Performance Regression Detection for AI-Built Apps

Performance regression detection is the practice of automatically comparing your app's speed today against a known-good baseline and alerting when it gets slower. Without it, AI-built apps degrade silently: a new dependency here, a slightly heavier component there, and six months later your LCP has doubled and you have no idea when it happened.

AI coding tools accelerate this problem. When you ship code daily using Claude, Cursor, or Copilot, each session might add a library the AI considered convenient without checking its bundle size. Three convenience packages later, your Time to First Byte (TTFB) is creeping up and your Core Web Vitals score is slipping. Users notice before you do. A 100ms increase in LCP correlates with a 1% drop in conversion; at scale, that is real money.

This post gives you the exact setup to catch regressions before they cost you users or revenue.

Why AI-Built Apps Regress Faster

Every time you prompt an AI tool to "add authentication" or "fix the search feature," the model picks the approach it has the most training signal on. That usually means pulling in a well-known package rather than writing a lean custom implementation. The result is reliable and functional, but not always minimal.

A few patterns that degrade performance specifically in AI-generated code:

Unnecessary dependencies. An AI might import lodash for one array operation or moment.js for a single date format. Each one adds to your JavaScript bundle. moment.js alone weighs 329kB uncompressed. Lighthouse will flag large bundles, but only if you are running Lighthouse.

Unoptimized images. AI tools wire up image display correctly but rarely add the loading="lazy" attribute, fetchpriority="high" for the LCP element, or explicit width/height dimensions to prevent Cumulative Layout Shift (CLS). Every missing attribute is a small regression.

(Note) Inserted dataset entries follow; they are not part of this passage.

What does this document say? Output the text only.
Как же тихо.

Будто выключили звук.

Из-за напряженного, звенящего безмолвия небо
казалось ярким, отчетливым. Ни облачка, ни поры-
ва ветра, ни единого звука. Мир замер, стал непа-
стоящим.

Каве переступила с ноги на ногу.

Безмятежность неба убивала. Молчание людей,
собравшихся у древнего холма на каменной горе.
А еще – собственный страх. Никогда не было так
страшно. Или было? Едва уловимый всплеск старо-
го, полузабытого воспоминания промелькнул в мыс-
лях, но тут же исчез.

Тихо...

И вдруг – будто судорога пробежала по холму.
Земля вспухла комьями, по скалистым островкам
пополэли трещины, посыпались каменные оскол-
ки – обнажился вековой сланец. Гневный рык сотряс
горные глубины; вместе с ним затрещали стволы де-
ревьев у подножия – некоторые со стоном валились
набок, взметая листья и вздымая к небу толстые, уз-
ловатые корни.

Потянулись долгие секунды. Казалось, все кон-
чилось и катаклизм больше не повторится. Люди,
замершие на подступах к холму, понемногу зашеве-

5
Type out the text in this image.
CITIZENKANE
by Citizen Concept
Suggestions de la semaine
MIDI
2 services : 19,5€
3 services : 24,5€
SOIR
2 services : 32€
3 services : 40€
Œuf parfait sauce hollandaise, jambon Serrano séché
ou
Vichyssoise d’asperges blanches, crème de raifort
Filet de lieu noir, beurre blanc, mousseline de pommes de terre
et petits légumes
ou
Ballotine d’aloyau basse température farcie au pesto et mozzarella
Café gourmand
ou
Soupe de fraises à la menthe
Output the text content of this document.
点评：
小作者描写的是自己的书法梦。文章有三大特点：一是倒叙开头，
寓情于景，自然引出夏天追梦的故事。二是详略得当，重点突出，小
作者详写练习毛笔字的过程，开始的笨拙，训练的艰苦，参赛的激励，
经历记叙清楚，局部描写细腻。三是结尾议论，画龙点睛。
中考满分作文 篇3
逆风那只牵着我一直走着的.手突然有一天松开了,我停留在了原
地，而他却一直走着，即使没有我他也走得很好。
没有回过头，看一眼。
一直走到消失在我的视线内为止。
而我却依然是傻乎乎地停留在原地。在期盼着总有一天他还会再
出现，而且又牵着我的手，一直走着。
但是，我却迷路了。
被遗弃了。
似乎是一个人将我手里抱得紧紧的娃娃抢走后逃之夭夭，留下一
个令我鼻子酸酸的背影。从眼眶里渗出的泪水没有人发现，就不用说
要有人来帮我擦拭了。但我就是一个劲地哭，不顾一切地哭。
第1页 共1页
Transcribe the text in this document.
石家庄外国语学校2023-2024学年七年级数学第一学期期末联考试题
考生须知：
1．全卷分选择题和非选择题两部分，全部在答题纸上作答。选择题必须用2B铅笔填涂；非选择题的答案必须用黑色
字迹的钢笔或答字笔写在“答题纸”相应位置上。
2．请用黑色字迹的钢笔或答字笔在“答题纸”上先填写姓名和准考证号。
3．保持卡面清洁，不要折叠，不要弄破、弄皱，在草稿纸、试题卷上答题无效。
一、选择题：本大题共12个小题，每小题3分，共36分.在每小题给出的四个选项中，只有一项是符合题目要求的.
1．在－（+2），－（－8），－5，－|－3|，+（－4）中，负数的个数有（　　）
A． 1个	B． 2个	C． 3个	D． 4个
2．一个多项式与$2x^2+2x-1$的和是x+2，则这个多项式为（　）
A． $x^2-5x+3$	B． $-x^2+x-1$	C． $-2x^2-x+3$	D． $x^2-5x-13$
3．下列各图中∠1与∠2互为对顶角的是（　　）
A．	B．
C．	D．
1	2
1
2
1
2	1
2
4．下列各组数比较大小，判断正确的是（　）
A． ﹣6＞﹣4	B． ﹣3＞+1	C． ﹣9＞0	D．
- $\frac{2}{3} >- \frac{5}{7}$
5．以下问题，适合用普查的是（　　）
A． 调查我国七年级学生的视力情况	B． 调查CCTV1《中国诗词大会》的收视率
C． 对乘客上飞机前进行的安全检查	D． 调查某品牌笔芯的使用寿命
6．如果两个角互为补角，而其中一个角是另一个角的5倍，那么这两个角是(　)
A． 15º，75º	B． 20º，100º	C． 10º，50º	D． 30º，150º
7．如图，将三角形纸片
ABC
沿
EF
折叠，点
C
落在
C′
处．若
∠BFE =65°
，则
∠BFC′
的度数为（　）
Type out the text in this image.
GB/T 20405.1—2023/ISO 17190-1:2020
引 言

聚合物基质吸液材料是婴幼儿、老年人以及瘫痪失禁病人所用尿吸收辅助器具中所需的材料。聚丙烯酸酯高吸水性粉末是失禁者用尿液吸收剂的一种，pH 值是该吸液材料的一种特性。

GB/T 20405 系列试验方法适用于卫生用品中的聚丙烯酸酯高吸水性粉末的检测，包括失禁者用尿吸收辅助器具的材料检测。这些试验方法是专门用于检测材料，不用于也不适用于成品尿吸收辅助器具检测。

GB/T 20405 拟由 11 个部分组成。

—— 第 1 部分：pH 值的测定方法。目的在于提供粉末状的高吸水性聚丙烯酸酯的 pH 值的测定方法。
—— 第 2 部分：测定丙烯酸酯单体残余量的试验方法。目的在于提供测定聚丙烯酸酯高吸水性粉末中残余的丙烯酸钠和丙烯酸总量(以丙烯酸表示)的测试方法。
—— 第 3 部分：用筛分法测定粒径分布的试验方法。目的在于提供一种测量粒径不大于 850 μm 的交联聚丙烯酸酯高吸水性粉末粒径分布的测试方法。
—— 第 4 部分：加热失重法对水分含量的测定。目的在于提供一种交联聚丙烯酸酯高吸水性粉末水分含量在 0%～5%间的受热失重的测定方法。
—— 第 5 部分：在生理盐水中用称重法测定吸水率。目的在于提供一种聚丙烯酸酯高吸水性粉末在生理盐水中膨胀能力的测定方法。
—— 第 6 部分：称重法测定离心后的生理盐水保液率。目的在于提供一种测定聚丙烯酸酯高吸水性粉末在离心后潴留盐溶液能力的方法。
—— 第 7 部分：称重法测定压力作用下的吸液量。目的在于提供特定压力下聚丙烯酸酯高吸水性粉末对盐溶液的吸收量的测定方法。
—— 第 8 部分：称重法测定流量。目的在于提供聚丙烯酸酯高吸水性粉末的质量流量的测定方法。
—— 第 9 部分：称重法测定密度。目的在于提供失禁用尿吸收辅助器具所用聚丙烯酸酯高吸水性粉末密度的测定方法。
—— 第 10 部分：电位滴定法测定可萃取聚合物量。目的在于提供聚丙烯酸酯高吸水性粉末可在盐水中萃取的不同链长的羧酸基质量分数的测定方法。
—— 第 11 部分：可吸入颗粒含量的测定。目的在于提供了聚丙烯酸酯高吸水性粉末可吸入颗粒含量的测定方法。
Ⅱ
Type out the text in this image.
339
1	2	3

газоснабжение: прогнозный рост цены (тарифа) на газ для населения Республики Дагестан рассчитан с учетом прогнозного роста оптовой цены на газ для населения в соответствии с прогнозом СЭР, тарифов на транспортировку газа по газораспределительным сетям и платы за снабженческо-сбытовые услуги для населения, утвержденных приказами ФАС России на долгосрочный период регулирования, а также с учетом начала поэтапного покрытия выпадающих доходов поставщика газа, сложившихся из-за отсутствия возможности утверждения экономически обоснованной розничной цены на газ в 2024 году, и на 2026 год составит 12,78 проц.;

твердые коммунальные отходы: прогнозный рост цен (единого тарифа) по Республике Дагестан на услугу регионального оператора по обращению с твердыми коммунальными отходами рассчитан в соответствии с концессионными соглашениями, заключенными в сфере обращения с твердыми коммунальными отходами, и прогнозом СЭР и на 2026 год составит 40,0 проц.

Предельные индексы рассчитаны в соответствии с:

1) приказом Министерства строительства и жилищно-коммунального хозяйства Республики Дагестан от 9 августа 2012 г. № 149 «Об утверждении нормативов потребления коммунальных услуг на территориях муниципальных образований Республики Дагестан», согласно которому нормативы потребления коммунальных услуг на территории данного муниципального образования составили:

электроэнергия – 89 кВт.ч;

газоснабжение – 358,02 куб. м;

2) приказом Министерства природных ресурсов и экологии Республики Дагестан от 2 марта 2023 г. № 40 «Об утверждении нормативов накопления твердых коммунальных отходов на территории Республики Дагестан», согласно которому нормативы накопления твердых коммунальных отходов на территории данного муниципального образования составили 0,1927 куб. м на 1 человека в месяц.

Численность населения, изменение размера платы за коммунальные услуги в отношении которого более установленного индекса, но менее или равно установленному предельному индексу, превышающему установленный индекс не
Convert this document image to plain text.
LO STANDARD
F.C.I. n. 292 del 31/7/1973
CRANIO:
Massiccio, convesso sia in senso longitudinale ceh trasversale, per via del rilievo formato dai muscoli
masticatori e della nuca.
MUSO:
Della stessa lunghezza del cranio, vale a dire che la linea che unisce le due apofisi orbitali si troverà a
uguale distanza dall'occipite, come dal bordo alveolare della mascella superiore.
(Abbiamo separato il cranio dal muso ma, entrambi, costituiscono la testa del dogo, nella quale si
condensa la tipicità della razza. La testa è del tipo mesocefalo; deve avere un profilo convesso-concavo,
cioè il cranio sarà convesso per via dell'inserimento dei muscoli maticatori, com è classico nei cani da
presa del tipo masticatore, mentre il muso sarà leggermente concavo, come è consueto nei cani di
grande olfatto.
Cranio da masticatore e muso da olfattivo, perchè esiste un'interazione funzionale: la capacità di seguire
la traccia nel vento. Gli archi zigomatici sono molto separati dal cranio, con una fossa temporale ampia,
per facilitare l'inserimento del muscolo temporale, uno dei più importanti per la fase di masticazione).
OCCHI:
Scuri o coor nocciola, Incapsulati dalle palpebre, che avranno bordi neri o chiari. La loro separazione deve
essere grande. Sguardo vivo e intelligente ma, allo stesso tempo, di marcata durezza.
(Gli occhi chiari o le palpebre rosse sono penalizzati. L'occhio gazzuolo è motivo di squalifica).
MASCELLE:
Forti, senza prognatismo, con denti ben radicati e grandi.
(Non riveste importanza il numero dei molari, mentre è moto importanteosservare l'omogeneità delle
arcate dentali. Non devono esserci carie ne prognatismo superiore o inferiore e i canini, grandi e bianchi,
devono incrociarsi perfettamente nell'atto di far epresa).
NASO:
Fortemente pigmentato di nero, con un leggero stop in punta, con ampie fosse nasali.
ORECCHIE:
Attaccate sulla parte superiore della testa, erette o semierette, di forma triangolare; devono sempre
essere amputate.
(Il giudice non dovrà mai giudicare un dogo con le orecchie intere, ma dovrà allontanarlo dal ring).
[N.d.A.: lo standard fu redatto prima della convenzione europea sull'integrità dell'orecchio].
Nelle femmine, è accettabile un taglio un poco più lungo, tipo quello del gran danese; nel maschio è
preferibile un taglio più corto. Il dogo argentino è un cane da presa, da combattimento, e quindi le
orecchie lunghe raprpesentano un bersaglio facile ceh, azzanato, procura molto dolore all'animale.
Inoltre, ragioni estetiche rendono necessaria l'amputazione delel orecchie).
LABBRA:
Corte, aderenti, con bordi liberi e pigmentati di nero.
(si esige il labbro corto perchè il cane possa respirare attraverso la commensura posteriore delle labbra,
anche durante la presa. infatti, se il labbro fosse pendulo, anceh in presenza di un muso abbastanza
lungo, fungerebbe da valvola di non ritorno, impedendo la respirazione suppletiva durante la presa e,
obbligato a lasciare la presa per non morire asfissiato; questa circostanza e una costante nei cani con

Client-side hydration bloat. Components that could be server-rendered often end up as client components because the AI adds "use client" to avoid hydration errors. This shifts JavaScript to the browser unnecessarily, hurting First Input Delay (FID) and Interaction to Next Paint (INP).

None of these is catastrophic in isolation. The compounding effect over dozens of AI-assisted commits is what kills performance.

Setting Up Performance Baselines

A baseline is a snapshot of your app's performance on a specific build that you declare "good enough." Everything after that gets compared against it.

The four Core Web Vitals metrics to track are:

LCP (Largest Contentful Paint): How long until the main content renders. Target under 2.5 seconds.
FID (First Input Delay) / INP (Interaction to Next Paint): How responsive the page feels to clicks. Target FID under 100ms; INP under 200ms.
CLS (Cumulative Layout Shift): How much the layout jumps while loading. Target under 0.1.
TTFB (Time to First Byte): How fast your server responds. Target under 800ms.

To establish a baseline, run Lighthouse three times on your production URL and average the results. Lighthouse's numbers vary between runs because of network jitter; a three-run average is more stable than a single reading.

npx lighthouse https://your-app.com --output json --output-path ./baseline.json

Save that JSON. It is your performance contract. Every future build should meet or beat these numbers.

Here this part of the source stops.